FOMC Minutes Indicate Further Rate Hikes Ahead
Stock Market Enters Longest Bull Market in History as the Fed Confirms Rate Hike Path.
Longest bull run in the history of the stock market, congratulations America!
— Donald J. Trump (@realDonaldTrump) August 22, 2018
Today, the Federal Reserve released the minutes from its Federal Open Market Committee (FOMC) meeting of July 31 & August 1, 2018. The FOMC minutes indicated that the Fed is intent on continuing to increase interest rates and to reducing its balance sheet. Market participants have placed a high probability on two more rate hikes this year – one in September and one in December. Today’s minutes did little to change that prognostication.
From the FOMC minutes:
“Many participants suggested that if incoming data continued to support their current economic outlook, it would likely soon be appropriate to take another step in removing policy accommodation.”
Thus, the Fed appears to be committed to raising interest rates as long as the economy continues to perform at current levels.
In recent months, President Trump has mused publicly that the Fed’s insistence on raising interest rates threatens potentially to choke off economic and stock market gains. In a CNBC Sqawk Box interview on July 19, Trump remarked “I’m not thrilled.” “Because we go up and every time you go up they want to raise rates again. I don’t really — I am not happy about it. But at the same time I’m letting them do what they feel is best.” “But I don’t like all of this work that goes into doing what we’re doing.”

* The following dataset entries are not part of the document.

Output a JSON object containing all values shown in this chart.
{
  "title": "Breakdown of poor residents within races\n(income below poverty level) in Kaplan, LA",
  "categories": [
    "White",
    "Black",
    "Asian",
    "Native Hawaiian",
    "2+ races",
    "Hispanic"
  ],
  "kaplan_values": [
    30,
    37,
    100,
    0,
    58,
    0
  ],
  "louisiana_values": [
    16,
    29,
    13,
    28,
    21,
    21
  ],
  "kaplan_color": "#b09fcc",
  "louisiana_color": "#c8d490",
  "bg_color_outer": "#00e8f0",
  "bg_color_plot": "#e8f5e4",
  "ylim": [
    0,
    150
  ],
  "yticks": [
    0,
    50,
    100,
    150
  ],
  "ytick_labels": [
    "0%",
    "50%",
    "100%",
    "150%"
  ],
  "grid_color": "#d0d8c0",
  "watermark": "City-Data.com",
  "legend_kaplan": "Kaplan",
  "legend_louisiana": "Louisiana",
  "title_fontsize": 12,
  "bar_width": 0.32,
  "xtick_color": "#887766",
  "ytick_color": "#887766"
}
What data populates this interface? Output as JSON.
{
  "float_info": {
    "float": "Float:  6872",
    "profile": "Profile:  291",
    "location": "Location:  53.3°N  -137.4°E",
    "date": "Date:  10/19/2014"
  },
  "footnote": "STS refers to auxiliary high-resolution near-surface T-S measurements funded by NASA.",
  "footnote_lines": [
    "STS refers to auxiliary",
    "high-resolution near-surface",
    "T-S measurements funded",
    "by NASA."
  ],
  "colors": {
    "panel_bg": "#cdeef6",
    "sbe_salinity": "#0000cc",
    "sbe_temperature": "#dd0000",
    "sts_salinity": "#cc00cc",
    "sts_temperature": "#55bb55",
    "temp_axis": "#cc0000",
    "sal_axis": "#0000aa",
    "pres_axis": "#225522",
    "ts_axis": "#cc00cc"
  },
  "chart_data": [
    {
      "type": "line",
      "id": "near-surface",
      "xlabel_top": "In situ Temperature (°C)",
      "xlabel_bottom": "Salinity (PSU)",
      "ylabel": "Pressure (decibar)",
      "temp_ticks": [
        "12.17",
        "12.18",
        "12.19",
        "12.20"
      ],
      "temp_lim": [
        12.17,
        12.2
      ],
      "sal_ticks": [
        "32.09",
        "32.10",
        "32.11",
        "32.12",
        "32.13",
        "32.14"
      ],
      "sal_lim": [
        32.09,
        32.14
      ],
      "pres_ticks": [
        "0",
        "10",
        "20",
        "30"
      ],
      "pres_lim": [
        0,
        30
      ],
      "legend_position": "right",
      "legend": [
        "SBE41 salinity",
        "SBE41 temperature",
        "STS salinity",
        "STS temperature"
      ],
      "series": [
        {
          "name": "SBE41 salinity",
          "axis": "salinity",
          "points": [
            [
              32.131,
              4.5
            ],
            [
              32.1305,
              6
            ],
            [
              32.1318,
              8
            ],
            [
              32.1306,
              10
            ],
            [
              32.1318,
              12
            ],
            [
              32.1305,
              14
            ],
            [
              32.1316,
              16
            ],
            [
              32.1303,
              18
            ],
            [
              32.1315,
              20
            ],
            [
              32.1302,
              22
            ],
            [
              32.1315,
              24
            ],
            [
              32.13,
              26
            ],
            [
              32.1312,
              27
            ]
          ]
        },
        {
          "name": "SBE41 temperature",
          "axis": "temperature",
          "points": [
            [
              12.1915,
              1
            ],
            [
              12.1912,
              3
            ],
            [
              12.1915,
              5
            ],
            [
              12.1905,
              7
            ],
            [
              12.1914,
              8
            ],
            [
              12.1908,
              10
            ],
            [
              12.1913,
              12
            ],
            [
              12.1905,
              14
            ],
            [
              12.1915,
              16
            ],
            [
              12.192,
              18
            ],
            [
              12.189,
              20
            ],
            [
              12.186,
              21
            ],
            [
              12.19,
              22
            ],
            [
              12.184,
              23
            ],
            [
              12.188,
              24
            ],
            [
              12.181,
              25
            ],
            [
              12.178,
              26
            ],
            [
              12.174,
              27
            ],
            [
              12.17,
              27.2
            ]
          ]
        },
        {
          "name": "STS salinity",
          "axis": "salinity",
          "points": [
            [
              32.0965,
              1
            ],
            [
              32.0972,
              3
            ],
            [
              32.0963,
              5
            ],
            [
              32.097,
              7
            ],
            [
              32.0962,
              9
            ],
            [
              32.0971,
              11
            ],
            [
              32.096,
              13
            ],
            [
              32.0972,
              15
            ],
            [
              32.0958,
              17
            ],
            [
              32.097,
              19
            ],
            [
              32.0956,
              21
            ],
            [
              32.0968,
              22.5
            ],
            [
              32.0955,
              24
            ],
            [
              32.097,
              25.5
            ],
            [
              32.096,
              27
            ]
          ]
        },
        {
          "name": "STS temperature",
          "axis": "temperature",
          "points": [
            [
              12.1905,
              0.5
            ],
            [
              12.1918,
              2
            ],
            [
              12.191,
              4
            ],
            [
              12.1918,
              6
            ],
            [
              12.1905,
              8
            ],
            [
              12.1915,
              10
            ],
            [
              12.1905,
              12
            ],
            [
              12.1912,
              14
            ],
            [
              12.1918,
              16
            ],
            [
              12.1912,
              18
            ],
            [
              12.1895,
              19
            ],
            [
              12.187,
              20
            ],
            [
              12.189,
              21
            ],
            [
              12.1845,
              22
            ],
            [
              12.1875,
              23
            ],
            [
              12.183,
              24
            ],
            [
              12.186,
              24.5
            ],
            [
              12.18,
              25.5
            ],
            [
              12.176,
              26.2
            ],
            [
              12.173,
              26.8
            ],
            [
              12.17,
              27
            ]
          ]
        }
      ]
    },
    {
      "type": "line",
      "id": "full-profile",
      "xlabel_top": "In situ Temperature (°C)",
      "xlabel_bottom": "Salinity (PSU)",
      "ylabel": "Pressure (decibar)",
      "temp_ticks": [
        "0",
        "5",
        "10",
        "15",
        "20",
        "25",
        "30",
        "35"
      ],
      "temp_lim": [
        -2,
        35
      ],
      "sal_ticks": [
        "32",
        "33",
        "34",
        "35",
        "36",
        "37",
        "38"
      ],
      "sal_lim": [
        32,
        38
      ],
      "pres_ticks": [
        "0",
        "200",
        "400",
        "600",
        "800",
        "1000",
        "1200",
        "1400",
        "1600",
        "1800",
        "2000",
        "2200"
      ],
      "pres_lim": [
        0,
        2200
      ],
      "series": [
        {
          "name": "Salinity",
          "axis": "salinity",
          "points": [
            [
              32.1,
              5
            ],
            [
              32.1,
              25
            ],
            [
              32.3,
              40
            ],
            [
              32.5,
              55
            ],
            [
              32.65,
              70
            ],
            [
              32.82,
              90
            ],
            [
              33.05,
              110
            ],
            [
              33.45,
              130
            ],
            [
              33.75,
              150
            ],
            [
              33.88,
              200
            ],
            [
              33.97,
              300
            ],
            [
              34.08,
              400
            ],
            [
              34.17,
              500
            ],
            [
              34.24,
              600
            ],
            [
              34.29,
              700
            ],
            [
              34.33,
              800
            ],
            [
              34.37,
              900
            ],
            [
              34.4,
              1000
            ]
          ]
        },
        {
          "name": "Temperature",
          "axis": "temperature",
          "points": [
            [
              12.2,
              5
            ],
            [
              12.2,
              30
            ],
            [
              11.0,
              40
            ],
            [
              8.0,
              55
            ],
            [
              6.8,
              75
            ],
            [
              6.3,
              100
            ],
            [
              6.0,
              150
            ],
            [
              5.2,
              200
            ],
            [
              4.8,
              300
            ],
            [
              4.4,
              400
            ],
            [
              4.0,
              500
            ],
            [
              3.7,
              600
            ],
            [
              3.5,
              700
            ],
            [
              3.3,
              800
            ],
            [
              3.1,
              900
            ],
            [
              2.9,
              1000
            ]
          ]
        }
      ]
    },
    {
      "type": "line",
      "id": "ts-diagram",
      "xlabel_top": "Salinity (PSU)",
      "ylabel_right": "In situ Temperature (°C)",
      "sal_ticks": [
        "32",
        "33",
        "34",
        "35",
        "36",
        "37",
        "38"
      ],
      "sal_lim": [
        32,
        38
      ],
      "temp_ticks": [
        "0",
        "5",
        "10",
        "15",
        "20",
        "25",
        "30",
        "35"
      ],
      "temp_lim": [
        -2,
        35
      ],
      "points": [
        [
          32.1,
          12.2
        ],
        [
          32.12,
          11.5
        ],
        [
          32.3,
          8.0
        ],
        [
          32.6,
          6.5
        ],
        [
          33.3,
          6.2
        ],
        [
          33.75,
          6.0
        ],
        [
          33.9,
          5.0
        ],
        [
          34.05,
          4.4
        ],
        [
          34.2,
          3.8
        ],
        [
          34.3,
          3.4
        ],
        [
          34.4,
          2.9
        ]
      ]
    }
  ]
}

Following Trump’s remarks, Fed Chairman Powell recently assured Senator Tim Scott that the Fed will not be influenced by Trump’s criticism and will continue on its independent path of conducting monetary policy. Powell also noted during a “Marketplace” radio show “We do our work in a strictly nonpolitical way, based on detailed analysis, which we put on the record transparently, and we don’t take political considerations into account.”
The Downside Wild Card – Trade
The FOMC minutes reflected concern regarding the recent trade tensions between the United States and its trading partners as a result of tariffs imposed by the Trump administration. The Fed noted that there was no adverse impact on the U.S. equity markets – yet.
“Concerns regarding international trade policy weighed on market sentiment at times over the intermeeting period, prompting notable declines in some foreign equity markets but leaving only a modest imprint on domestic asset prices on net.”
The Fed noted that tax cuts could have a salubrious impact on the economy and cause their GDP projections to be too low. The FOMC, minutes, however, indicated that the Fed believed that trade policies were a potential drag on the economy and did not outline a scenario where new trade deals could improve future GDP projections.
“The staff viewed the uncertainty around its projections for real GDP growth, the unemployment rate, and inflation as similar to the average of the past 20 years. The staff saw the risks to the forecasts for real GDP growth and the unemployment rate as balanced. On the upside, household spending and business investment could expand faster over the next few years than the staff projected, supported in part by the tax cuts enacted last year. On the downside, trade policies could move in a direction that would have significant negative effects on economic growth.”
Indeed, the Fed noted, while there had been no negative impact on the equity markets as a result of trade tensions, that the agricultural sector has been negatively impacted:
“Business contacts in a few Districts reported that uncertainty regarding trade policy had led to some reductions or delays in their investment spending. Nonetheless, a number of participants indicated that most businesses concerned about trade disputes had not yet cut back their capital expenditures or hiring but might do so if trade tensions were not resolved soon. Several participants observed that the agricultural sector had been adversely affected by significant declines in crop and livestock prices over the intermeeting period. A couple of participants noted that this development likely partly flowed from trade tensions.
Several participants commented that increases in the prices of particular goods, such as those induced by the tariff increases, would likely be one source of short-term upward pressure on the inflation rate, although offsetting influences–including the negative effects that trade developments were having on agricultural prices–were also noted.
In addition, all participants pointed to ongoing trade disagreements and proposed trade measures as an important source of uncertainty and risks. Participants observed that if a large-scale and prolonged dispute over trade policies developed, there would likely be adverse effects on business sentiment, investment spending, and employment. ”
None of the participants noted any current positive gains in the economy that could be attributed to recent U.S. trade policies or outlined any scenario where the economy might benefit in the future from a period of prolonged dispute over trade policies.
What’s Next?
The current Atlanta Fed GDP now projection for the third quarter is +4.3%, up from 4.1% GDP growth in the second quarter. This indicates that a September rate hike is almost virtually assured absent a dramatic change in the fortunes of the U.S. economy. Federal Reserve Chairman Jerome Powell will speak at the Jackson Hole conference later this week, but few expect his comments to reflect a significant divergence from the economic outlook set forth in the July 31/August 1 FOMC minutes. We may, however, hear further elucidation from Mr. Powell about the Fed’s concerns over trade tensions between the U.S. and its trading partners.
This article by BGASC is not, and should not be regarded as, investment advice or as a recommendation regarding any particular course of action.